Rebecca Wanjiku | Jan. 2, 2014
Adoption of data analytics and cloud services and infrastructure investments are expected to be main drivers of growt

Telecom operators such as Vodacom, Safaricom and Liquid Telecom have invested in digital content services, and IDC expects the telecom operators to play a significant part in the content-creation drive in Africa. The will likely partner with other content companies in order to deliver competitive services.

The need for compliance with existing regulations as well as new regulations will require companies to invest in more advanced IT services, as governments seek compliance with laws governing banking for mobile money services, SIM registration and regulations established to counter money laundering.

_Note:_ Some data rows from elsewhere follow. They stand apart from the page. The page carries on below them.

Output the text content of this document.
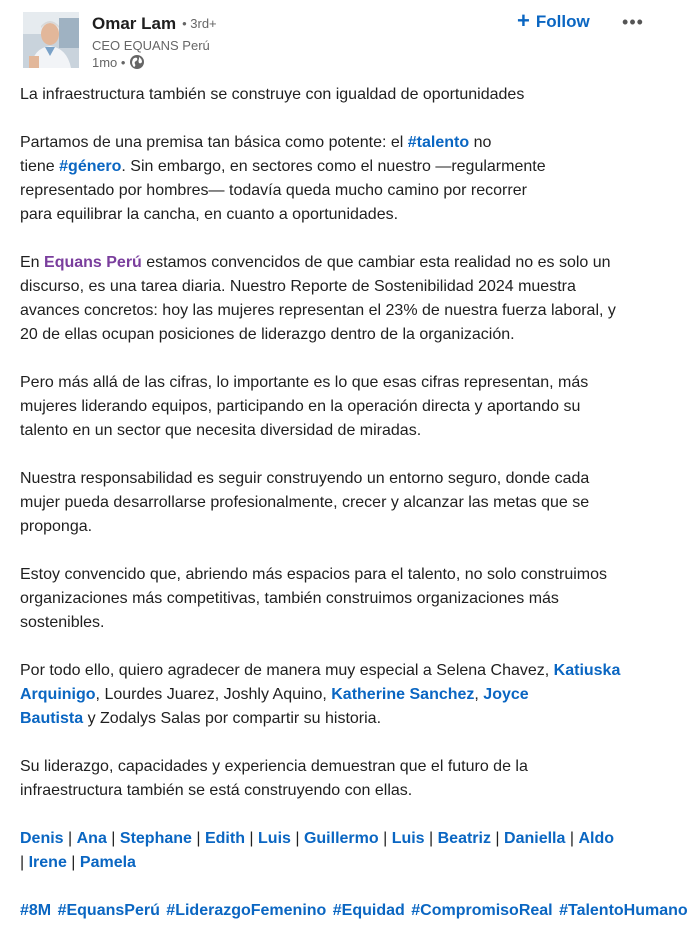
Omar Lam • 3rd+
CEO EQUANS Perú
1mo •
+ Follow •••

La infraestructura también se construye con igualdad de oportunidades

Partamos de una premisa tan básica como potente: el #talento no
tiene #género. Sin embargo, en sectores como el nuestro —regularmente
representado por hombres— todavía queda mucho camino por recorrer
para equilibrar la cancha, en cuanto a oportunidades.

En Equans Perú estamos convencidos de que cambiar esta realidad no es solo un
discurso, es una tarea diaria. Nuestro Reporte de Sostenibilidad 2024 muestra
avances concretos: hoy las mujeres representan el 23% de nuestra fuerza laboral, y
20 de ellas ocupan posiciones de liderazgo dentro de la organización.

Pero más allá de las cifras, lo importante es lo que esas cifras representan, más
mujeres liderando equipos, participando en la operación directa y aportando su
talento en un sector que necesita diversidad de miradas.

Nuestra responsabilidad es seguir construyendo un entorno seguro, donde cada
mujer pueda desarrollarse profesionalmente, crecer y alcanzar las metas que se
proponga.

Estoy convencido que, abriendo más espacios para el talento, no solo construimos
organizaciones más competitivas, también construimos organizaciones más
sostenibles.

Por todo ello, quiero agradecer de manera muy especial a Selena Chavez, Katiuska
Arquinigo, Lourdes Juarez, Joshly Aquino, Katherine Sanchez, Joyce
Bautista y Zodalys Salas por compartir su historia.

Su liderazgo, capacidades y experiencia demuestran que el futuro de la
infraestructura también se está construyendo con ellas.

Denis | Ana | Stephane | Edith | Luis | Guillermo | Luis | Beatriz | Daniella | Aldo
| Irene | Pamela

#8M #EquansPerú #LiderazgoFemenino #Equidad #CompromisoReal #TalentoHumano
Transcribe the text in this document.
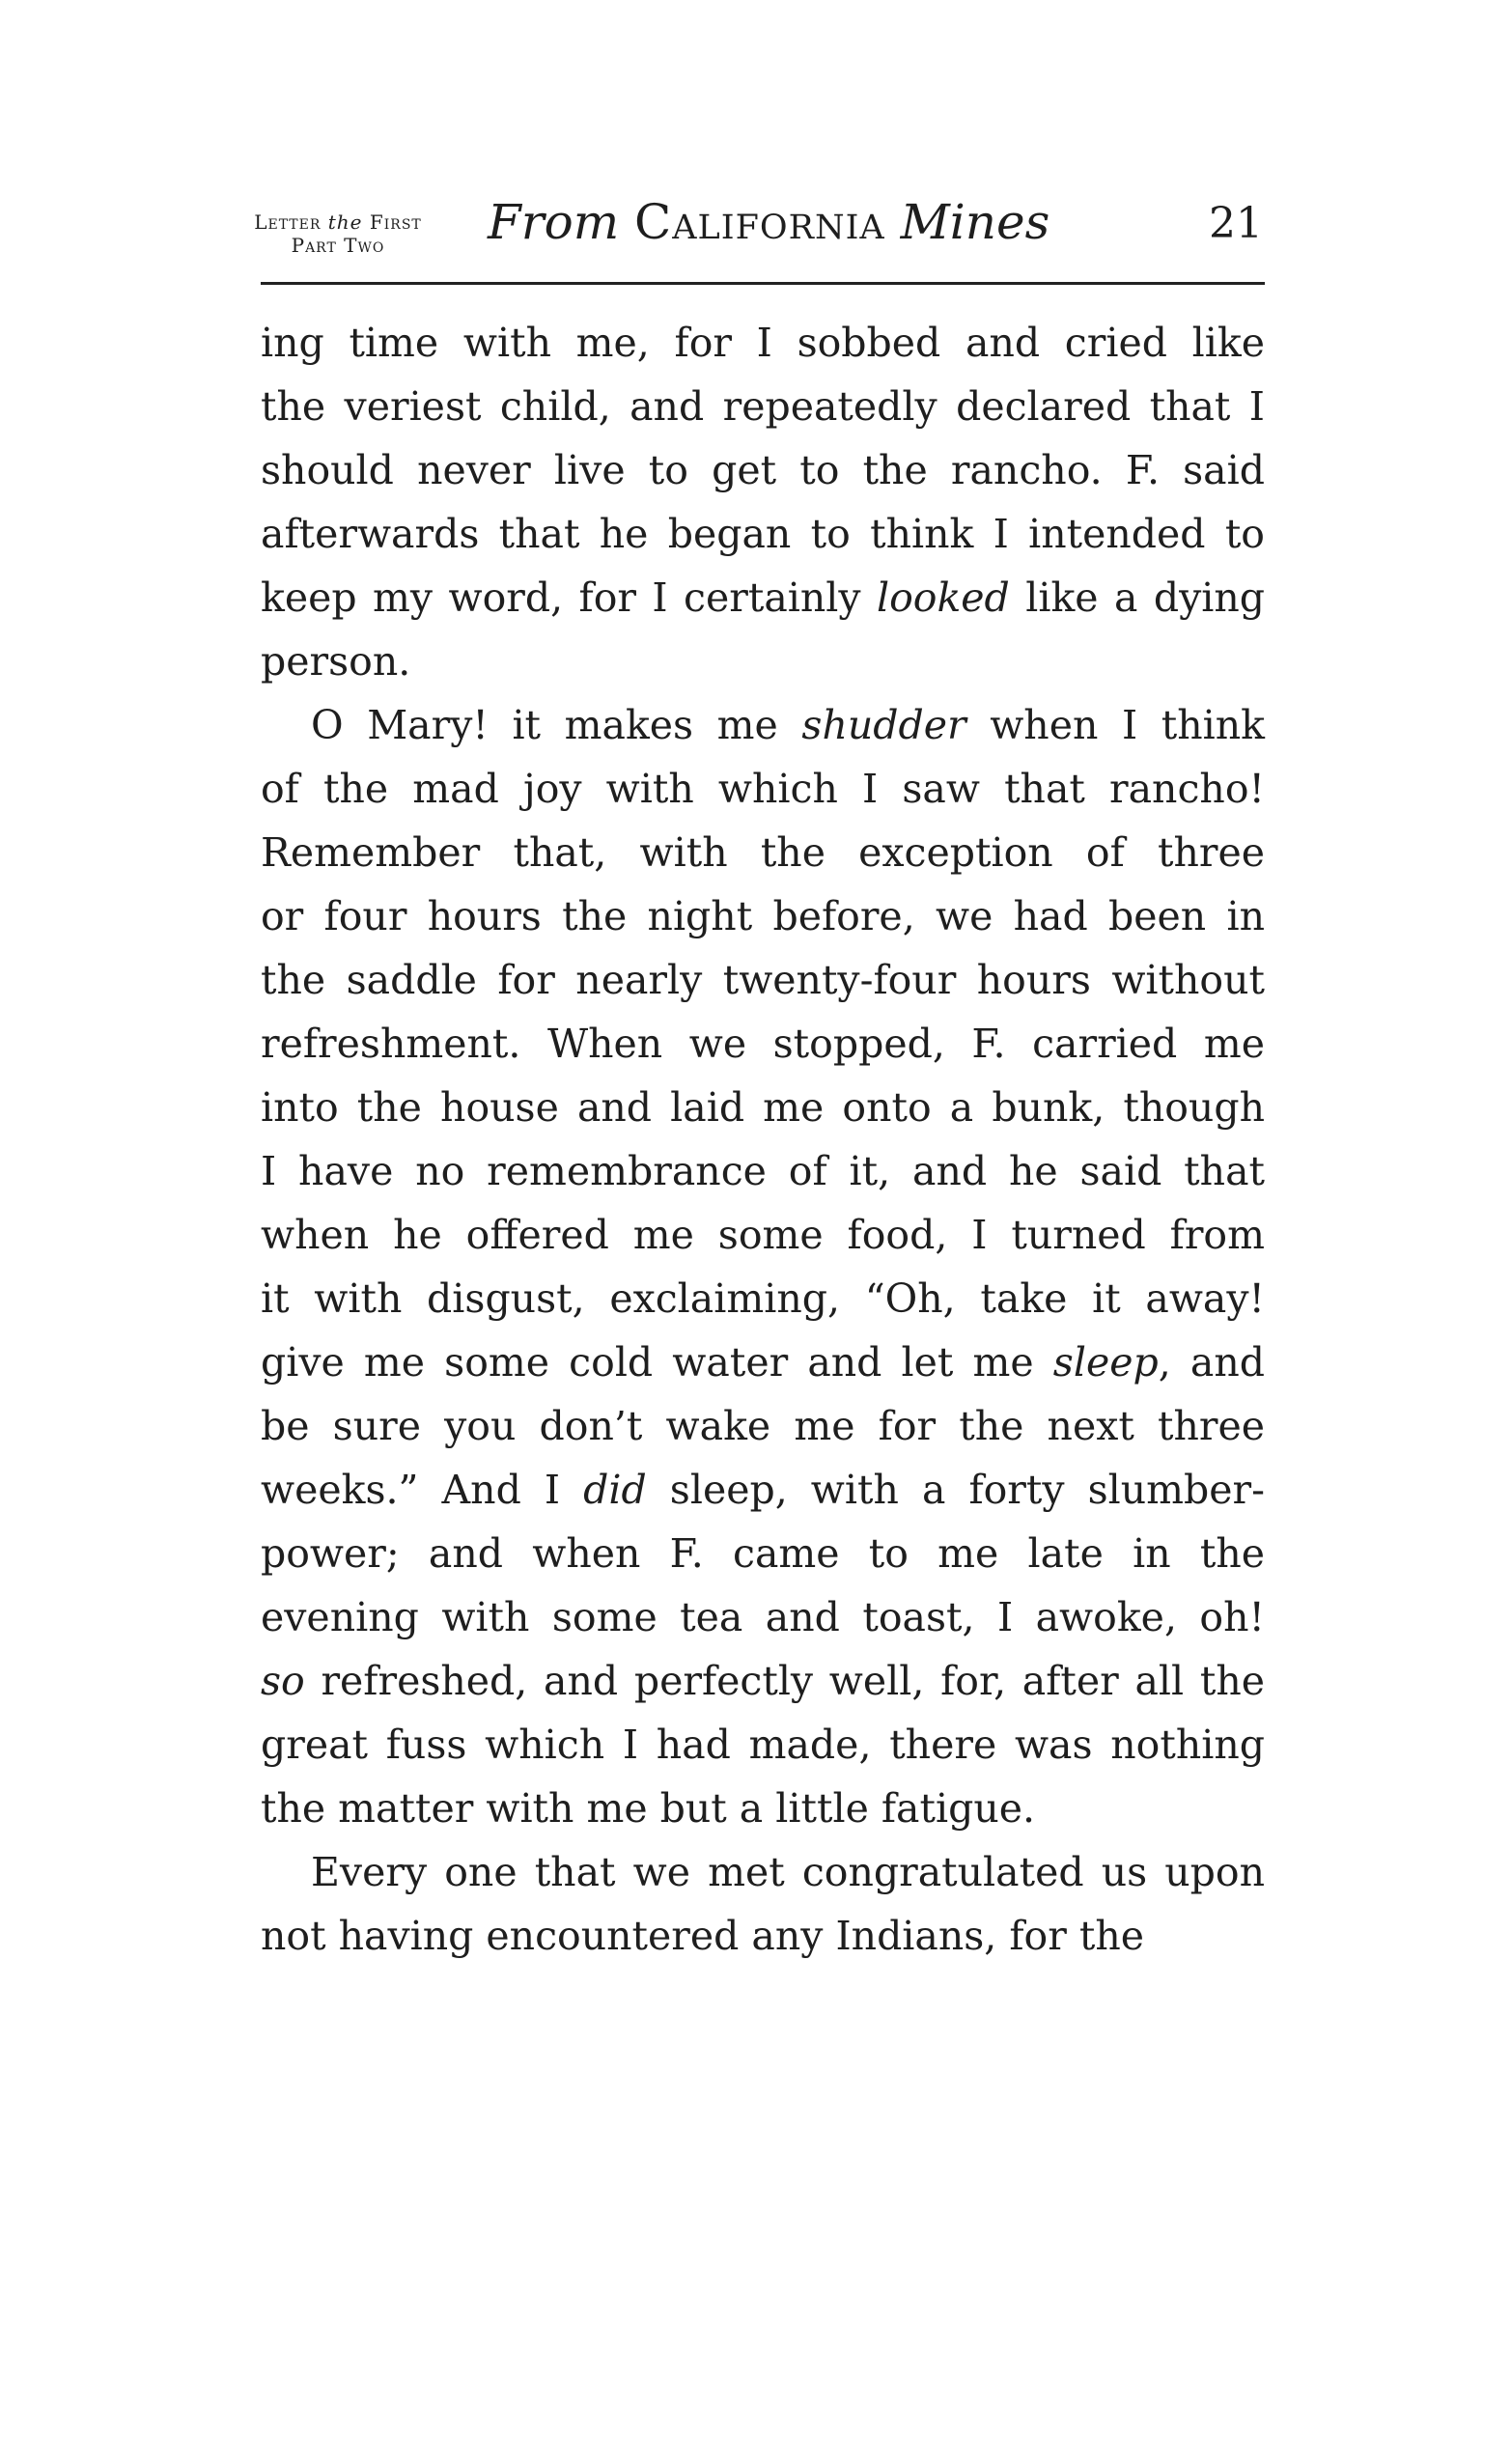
Letter the First
Part Two	From California Mines	21
ing time with me, for I sobbed and cried like
the veriest child, and repeatedly declared that I
should never live to get to the rancho. F. said
afterwards that he began to think I intended to
keep my word, for I certainly looked like a dying
person.
O Mary! it makes me shudder when I think
of the mad joy with which I saw that rancho!
Remember that, with the exception of three
or four hours the night before, we had been in
the saddle for nearly twenty-four hours without
refreshment. When we stopped, F. carried me
into the house and laid me onto a bunk, though
I have no remembrance of it, and he said that
when he offered me some food, I turned from
it with disgust, exclaiming, “Oh, take it away!
give me some cold water and let me sleep, and
be sure you don’t wake me for the next three
weeks.” And I did sleep, with a forty slumber-
power; and when F. came to me late in the
evening with some tea and toast, I awoke, oh!
so refreshed, and perfectly well, for, after all the
great fuss which I had made, there was nothing
the matter with me but a little fatigue.
Every one that we met congratulated us upon
not having encountered any Indians, for the
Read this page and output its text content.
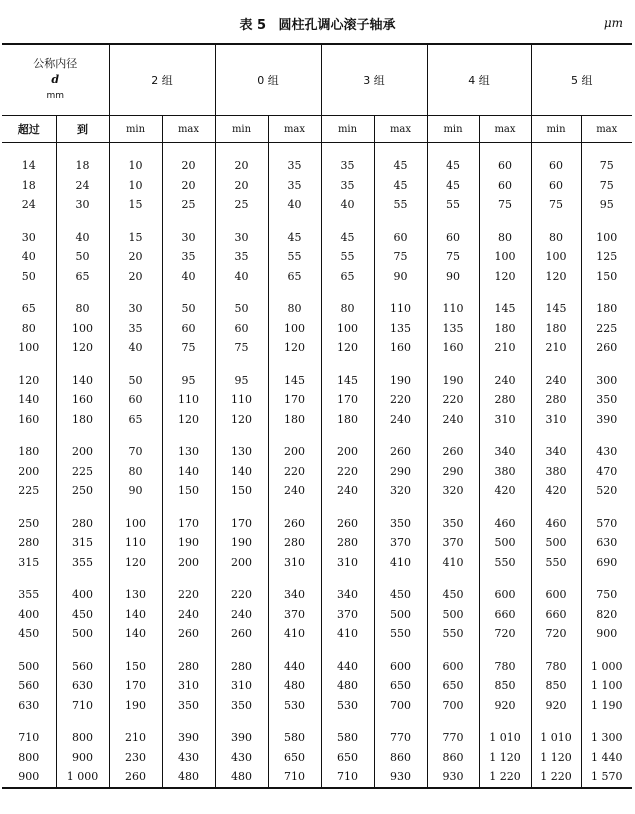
表 5 圆柱孔调心滚子轴承	μm
公称内径
d
mm		2 组		0 组		3 组		4 组		5 组	
超过	到	min	max	min	max	min	max	min	max	min	max

14	18	10	20	20	35	35	45	45	60	60	75
18	24	10	20	20	35	35	45	45	60	60	75
24	30	15	25	25	40	40	55	55	75	75	95

30	40	15	30	30	45	45	60	60	80	80	100
40	50	20	35	35	55	55	75	75	100	100	125
50	65	20	40	40	65	65	90	90	120	120	150

65	80	30	50	50	80	80	110	110	145	145	180
80	100	35	60	60	100	100	135	135	180	180	225
100	120	40	75	75	120	120	160	160	210	210	260

120	140	50	95	95	145	145	190	190	240	240	300
140	160	60	110	110	170	170	220	220	280	280	350
160	180	65	120	120	180	180	240	240	310	310	390

180	200	70	130	130	200	200	260	260	340	340	430
200	225	80	140	140	220	220	290	290	380	380	470
225	250	90	150	150	240	240	320	320	420	420	520

250	280	100	170	170	260	260	350	350	460	460	570
280	315	110	190	190	280	280	370	370	500	500	630
315	355	120	200	200	310	310	410	410	550	550	690

355	400	130	220	220	340	340	450	450	600	600	750
400	450	140	240	240	370	370	500	500	660	660	820
450	500	140	260	260	410	410	550	550	720	720	900

500	560	150	280	280	440	440	600	600	780	780	1 000
560	630	170	310	310	480	480	650	650	850	850	1 100
630	710	190	350	350	530	530	700	700	920	920	1 190

710	800	210	390	390	580	580	770	770	1 010	1 010	1 300
800	900	230	430	430	650	650	860	860	1 120	1 120	1 440
900	1 000	260	480	480	710	710	930	930	1 220	1 220	1 570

IDC expects that in 2014, organizations will start taking advantage of advanced analytics capabilities to achieve regulatory compliance and better governance. Sixty-five percent of the CIOs who responded to the IDC Africa CIO Summit Survey agree that governance, regulation and compliance requirements, reporting, and a need for greater transparency are forcing investment in big data and analytics technologies.

Data protection is also becoming more important across Africa, with new data breach and related laws having been passed in South Africa and Ghana and under consideration in Kenya, Tanzania, Nigeria, Uganda and Botswana. Other countries are also considering data-protection legislation as more security challenges and avenues for criminal activity emerge.

Meanwhile, international tech companies are playing a role in the development of ICT in Africa by setting up regional offices and contributing to training and skills. IDC expects this trend to continue in 2014.